1 Corinthians 13:4-8 “Love is patient, love is kind and is not jealous; love does not brag and is not arrogant, does not act unbecomingly; it does not seek its own, is not provoked, does not take into account a wrong suffered, does not rejoice in unrighteousness, but rejoices with the truth; bears all things, believes all things, hopes all things, endures all things. Love never fails...”

Because we are all quirky in so many different ways, in order to get along, we must learn to look past all of that and choose to love each other ANYWAY. True love is not based on feelings - true love is a choice. It is also not a reaction – it is an action. Wait, am I talking about love again? I think, before we can truly forgive or look past each other’s unique tendencies, we have to truly love...

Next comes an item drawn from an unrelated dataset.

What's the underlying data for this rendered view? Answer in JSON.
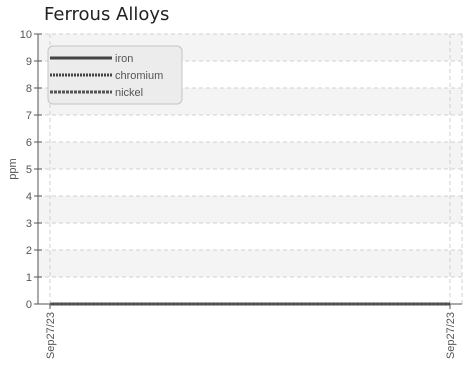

My husband has been very patient with me when it comes to all of my interesting traits - and I with him. Of course we all do things that are annoying, so I attempt to label this category as “amusing.” This simulates an ongoing “forgiving” attitude where you look past certain things, and not let them get to you.

Another level of forgiveness is “believing the best” of someone, which is more important than you think. Miscommunication is so common. It is so easy to react before getting to the truth of the matter. If someone says to you, “I do this” but “this” is not a good thing. Ask them, “Did you mean to say...?” Chances are they were THINKING “I do NOT do this” but forgot that little word “not.” So easy to do! Or you hear a piece of gossip about how someone spoke out against you. It’s just best to go to that person and ask them directly if they actually really said that. This can avoid so much grief.

We know that none of us are perfect. We know that we all make mistakes. But should we not think that, for the most part, people are sincerely trying to do the right thing. Give them the benefit of the doubt, and an opportunity to explain themselves. And if it was their “error,” give them a chance to apologize for it and/or correct it. Why blow it out of proportion so that reconciliation is made more difficult? Would we not rather have more friends than enemies?